Os tempos
não haviam sido tão pródigos para Catarina. Nascera, é certo, em berço
prateado. É que não existe ouro suficiente para dourá-lo nuns cafundós do judas como
aquele em que vivia. Alencarzão, o pai ,
um pródigo comerciante, dono de
Armarinho, naquelas brenhas, a cobrira de regalos desde pitototinha. Nunca lhe
faltaram as peças mais chiques no seu vestuário, geralmente puxadas para os
tons verdes, que era a cor favorita da nossa menininha. O certo é que os anos escorreram e os
namorados de Catarina se foram sucedendo. De início, os maiores partidos da
região aceraram a mocinha elegante. Faziam juras de amor, apaixonavam-se, às
vezes , perdidamente. Chegou ainda a juntar os seus vestidos de linho com as calças de
casimira de uns três ou quatro
pretendentes.
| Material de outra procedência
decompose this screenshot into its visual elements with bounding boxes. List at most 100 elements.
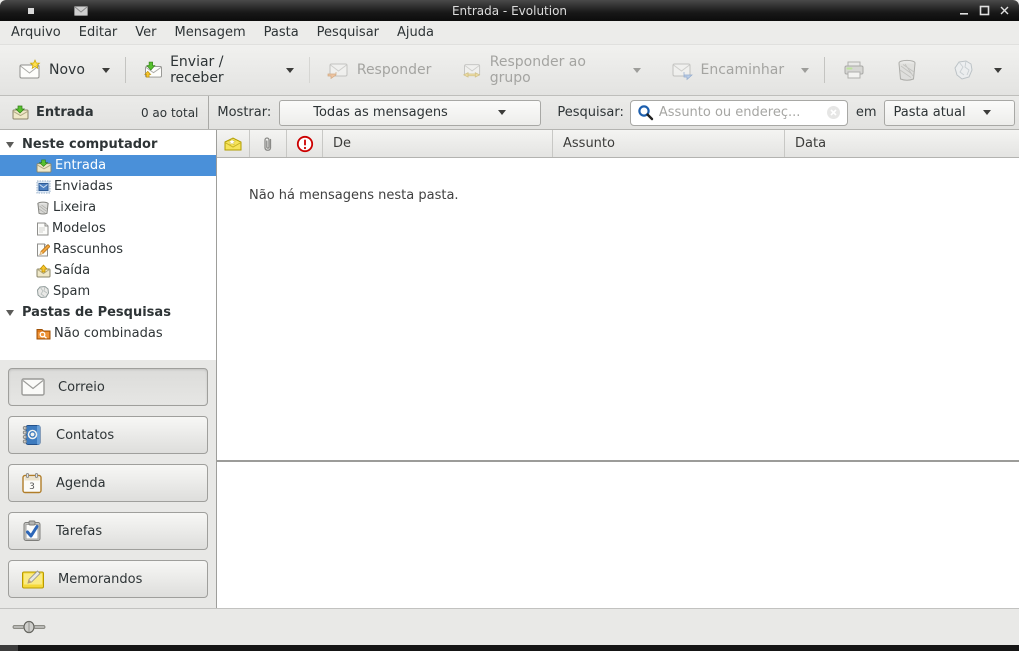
- column-header-de[interactable]: De: [323, 130, 553, 157]
- message-list-header: De Assunto Data: [217, 130, 1019, 158]
- send-receive-icon: [142, 58, 163, 82]
- evolution-window: Entrada - Evolution Arquivo Editar Ver M…: [0, 0, 1019, 651]
- menubar: Arquivo Editar Ver Mensagem Pasta Pesqui…: [0, 21, 1019, 45]
- menu-item-mensagem[interactable]: Mensagem: [166, 22, 255, 43]
- delete-button[interactable]: [887, 52, 927, 88]
- tree-group-neste-computador[interactable]: Neste computador: [0, 134, 216, 155]
- new-button-label: Novo: [49, 62, 85, 78]
- search-folder-icon: [36, 327, 51, 340]
- send-receive-button[interactable]: Enviar / receber: [134, 48, 277, 92]
- sent-icon: [36, 180, 51, 194]
- junk-icon: [952, 58, 976, 82]
- trash-icon: [896, 58, 918, 82]
- toolbar-overflow-button[interactable]: [987, 58, 1009, 83]
- calendar-day-number: 3: [29, 482, 35, 492]
- tree-group-pastas-de-pesquisas[interactable]: Pastas de Pesquisas: [0, 302, 216, 323]
- contacts-icon: [21, 424, 43, 446]
- window-dot-icon: [28, 8, 34, 14]
- priority-column-header[interactable]: [287, 130, 323, 157]
- column-header-data[interactable]: Data: [785, 130, 1019, 157]
- scope-value: Pasta atual: [894, 105, 966, 120]
- forward-button-label: Encaminhar: [701, 62, 785, 78]
- sidebar-item-rascunhos[interactable]: Rascunhos: [0, 239, 216, 260]
- sidebar-item-lixeira[interactable]: Lixeira: [0, 197, 216, 218]
- evolution-app-icon: [74, 6, 88, 16]
- message-status-icon: [224, 137, 242, 151]
- forward-icon: [670, 58, 694, 82]
- online-status-icon[interactable]: [12, 620, 46, 634]
- sidebar-item-saida[interactable]: Saída: [0, 260, 216, 281]
- inbox-icon: [12, 105, 29, 120]
- show-label: Mostrar:: [217, 105, 271, 120]
- close-button[interactable]: [997, 4, 1011, 18]
- inbox-icon: [36, 159, 52, 173]
- spam-icon: [36, 285, 50, 299]
- new-button[interactable]: Novo: [10, 52, 93, 88]
- reply-all-icon: [461, 58, 482, 82]
- message-count: 0 ao total: [141, 106, 198, 120]
- menu-item-pesquisar[interactable]: Pesquisar: [308, 22, 388, 43]
- search-input[interactable]: [659, 105, 826, 120]
- toolbar-separator: [824, 57, 825, 83]
- clear-search-icon[interactable]: [826, 105, 841, 120]
- maximize-button[interactable]: [977, 4, 991, 18]
- sidebar-item-enviadas[interactable]: Enviadas: [0, 176, 216, 197]
- print-button[interactable]: [833, 52, 875, 88]
- show-filter-dropdown[interactable]: Todas as mensagens: [279, 100, 541, 126]
- sidebar: Neste computador Entrada: [0, 130, 217, 608]
- menu-item-ver[interactable]: Ver: [126, 22, 165, 43]
- send-receive-label: Enviar / receber: [170, 54, 269, 86]
- outbox-icon: [36, 264, 51, 278]
- search-icon: [637, 104, 654, 121]
- switcher-button-contatos[interactable]: Contatos: [8, 416, 208, 454]
- sidebar-item-entrada[interactable]: Entrada: [0, 155, 216, 176]
- expander-icon: [6, 310, 14, 316]
- sidebar-item-spam[interactable]: Spam: [0, 281, 216, 302]
- send-receive-dropdown-button[interactable]: [279, 58, 301, 83]
- tasks-icon: [21, 520, 43, 542]
- scope-label: em: [856, 105, 877, 120]
- message-list[interactable]: Não há mensagens nesta pasta.: [217, 158, 1019, 460]
- window-title: Entrada - Evolution: [0, 4, 1019, 18]
- calendar-icon: 3: [21, 472, 43, 494]
- trash-icon: [36, 201, 50, 215]
- new-dropdown-button[interactable]: [95, 58, 117, 83]
- current-folder-name: Entrada: [36, 105, 94, 120]
- minimize-button[interactable]: [957, 4, 971, 18]
- switcher-button-correio[interactable]: Correio: [8, 368, 208, 406]
- switcher-button-tarefas[interactable]: Tarefas: [8, 512, 208, 550]
- scope-dropdown[interactable]: Pasta atual: [884, 100, 1015, 126]
- sidebar-item-modelos[interactable]: Modelos: [0, 218, 216, 239]
- reply-button[interactable]: Responder: [318, 52, 440, 88]
- sidebar-item-nao-combinadas[interactable]: Não combinadas: [0, 323, 216, 344]
- memos-icon: [21, 569, 45, 590]
- attachment-column-header[interactable]: [250, 130, 287, 157]
- show-filter-value: Todas as mensagens: [313, 105, 448, 120]
- switcher-button-memorandos[interactable]: Memorandos: [8, 560, 208, 598]
- menu-item-pasta[interactable]: Pasta: [255, 22, 308, 43]
- statusbar: [0, 608, 1019, 645]
- preview-pane: [217, 462, 1019, 608]
- forward-button[interactable]: Encaminhar: [662, 52, 793, 88]
- titlebar[interactable]: Entrada - Evolution: [0, 0, 1019, 21]
- reply-button-label: Responder: [357, 62, 432, 78]
- forward-dropdown-button[interactable]: [794, 58, 816, 83]
- folder-search-bar: Entrada 0 ao total Mostrar: Todas as men…: [0, 96, 1019, 130]
- expander-icon: [6, 142, 14, 148]
- menu-item-ajuda[interactable]: Ajuda: [388, 22, 443, 43]
- attachment-icon: [262, 135, 274, 153]
- reply-group-dropdown-button[interactable]: [626, 58, 648, 83]
- search-box: [630, 100, 848, 126]
- switcher-button-agenda[interactable]: 3 Agenda: [8, 464, 208, 502]
- menu-item-editar[interactable]: Editar: [70, 22, 127, 43]
- drafts-icon: [36, 243, 50, 257]
- reply-group-button[interactable]: Responder ao grupo: [453, 48, 623, 92]
- search-label: Pesquisar:: [557, 105, 624, 120]
- junk-button[interactable]: [943, 52, 985, 88]
- printer-icon: [842, 58, 866, 82]
- reply-group-label: Responder ao grupo: [490, 54, 616, 86]
- menu-item-arquivo[interactable]: Arquivo: [2, 22, 70, 43]
- view-switcher: Correio Contatos: [0, 360, 216, 608]
- status-column-header[interactable]: [217, 130, 250, 157]
- column-header-assunto[interactable]: Assunto: [553, 130, 785, 157]
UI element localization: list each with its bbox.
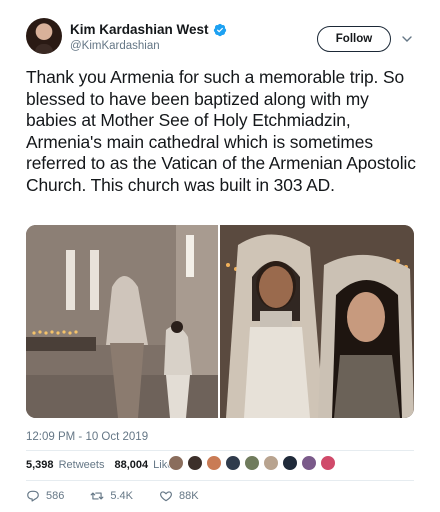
tweet-text: Thank you Armenia for such a memorable t…	[26, 67, 416, 195]
liker-avatar[interactable]	[282, 455, 298, 471]
liker-avatar[interactable]	[206, 455, 222, 471]
author-handle[interactable]: @KimKardashian	[70, 40, 160, 52]
chevron-down-icon[interactable]	[401, 34, 413, 44]
divider	[26, 450, 414, 451]
verified-badge-icon	[213, 23, 226, 36]
likes-count: 88,004	[114, 459, 149, 471]
reply-button[interactable]: 586	[26, 489, 64, 503]
tweet-timestamp[interactable]: 12:09 PM - 10 Oct 2019	[26, 431, 148, 443]
media-photo-cathedral[interactable]	[26, 225, 218, 418]
liker-avatar[interactable]	[225, 455, 241, 471]
retweet-icon	[90, 492, 104, 500]
liker-avatar[interactable]	[301, 455, 317, 471]
liker-avatars[interactable]	[168, 455, 336, 471]
media-photo-portrait[interactable]	[220, 225, 414, 418]
reply-icon	[27, 490, 39, 502]
retweet-button[interactable]: 5.4K	[90, 489, 133, 503]
reply-count: 586	[46, 490, 65, 502]
author-display-name[interactable]: Kim Kardashian West	[70, 22, 209, 37]
heart-icon	[160, 491, 172, 502]
liker-avatar[interactable]	[187, 455, 203, 471]
tweet-media[interactable]	[26, 225, 414, 418]
divider	[26, 480, 414, 481]
liker-avatar[interactable]	[244, 455, 260, 471]
retweets-stat[interactable]: 5,398 Retweets	[26, 459, 104, 471]
retweets-count: 5,398	[26, 459, 54, 471]
retweet-count: 5.4K	[110, 490, 133, 502]
like-count: 88K	[179, 490, 199, 502]
tweet-card: Kim Kardashian West @KimKardashian Follo…	[0, 0, 440, 512]
like-button[interactable]: 88K	[159, 489, 199, 503]
tweet-stats: 5,398 Retweets 88,004 Likes	[26, 459, 179, 471]
retweets-label: Retweets	[58, 459, 105, 471]
liker-avatar[interactable]	[320, 455, 336, 471]
follow-button[interactable]: Follow	[317, 26, 391, 52]
liker-avatar[interactable]	[263, 455, 279, 471]
liker-avatar[interactable]	[168, 455, 184, 471]
author-avatar[interactable]	[26, 18, 62, 54]
tweet-actions: 586 5.4K 88K	[26, 489, 225, 503]
author-name-row[interactable]: Kim Kardashian West	[70, 22, 227, 37]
Viviam bem uns quatro ou
cinco anos, eles a cobriam de joias e das mais finas estampas, mas, de repente,
passava o encanto e sumiam, como o
Queiroz pro seu laranjal.
Este ata-desata fez
com que o tempo se fosse escoando, pouco a pouco, na ampulheta da vida. Os anos
carregaram consigo o encanto e frescor da nossa Catarina e, também, as posses e
bens do seu pai. A queda livre da beleza e do dote afastou, como por encanto,
os rapazes mais apaixonados e mais afoitos. Começaram a aparecer os enamorados
fracos de feição, feitos cafinfim com epilepsia, e , também, alguns até jovens e viris , mas ávidos em dilapidar o
resto que sobrara do baú de Alencarão. O velho, então, um ex-estribado,
resolveu de forma pragmática o
investimento na filha querida. Capitalizava-se durante o ano, esperava a época
da Expocrato, então, providenciava uma pequena plástica para os ajustes e
repuxos inevitáveis no rolar da quilometragem, cobria-a com os vestidos mais caros e mais
bonitos, engalanava-a com bijuterias mais resplandecentes, tendentes ao dourado,
a cor preferida do perual e rebocava-a com uma maquiagem cada ano mais pesada,
dessas de fazer inveja a Arrelia e ao Carequinha . Todo ano era aquela receita
infalível, claro que com os acréscimos imprescindíveis trazidos pelo cair da
folhinha do calendário da sala de jantar.
Este ano, Catarina
estará de novo resplandecente. Vestido novo, maquiagem refeita, restauro
plástico em dia. Sabe que não competirá com outras moças mais ricas, mais
jovens, mais belas. Muitas que foram tratadas a leite condensado e farinha
láctea pelos familiares. Mas engabelará
os tolos. Passada a festa ,
desfeito o encanto, voltará , novamente ao borralho, aos trapos e ao grude. Mas
poderá, novamente, conseguir o objetivo que se repete em moto-contínuo:
arranjará um mocinho faceiro, metido em gomalina, de fala bonita e envolvente,
prometendo amor eterno, e se
enrabichará por ele por mais uns quatro anos, até descobrir que o restinho do dote
acabou sendo dilapidado em balcão de bar e mesa de baralho.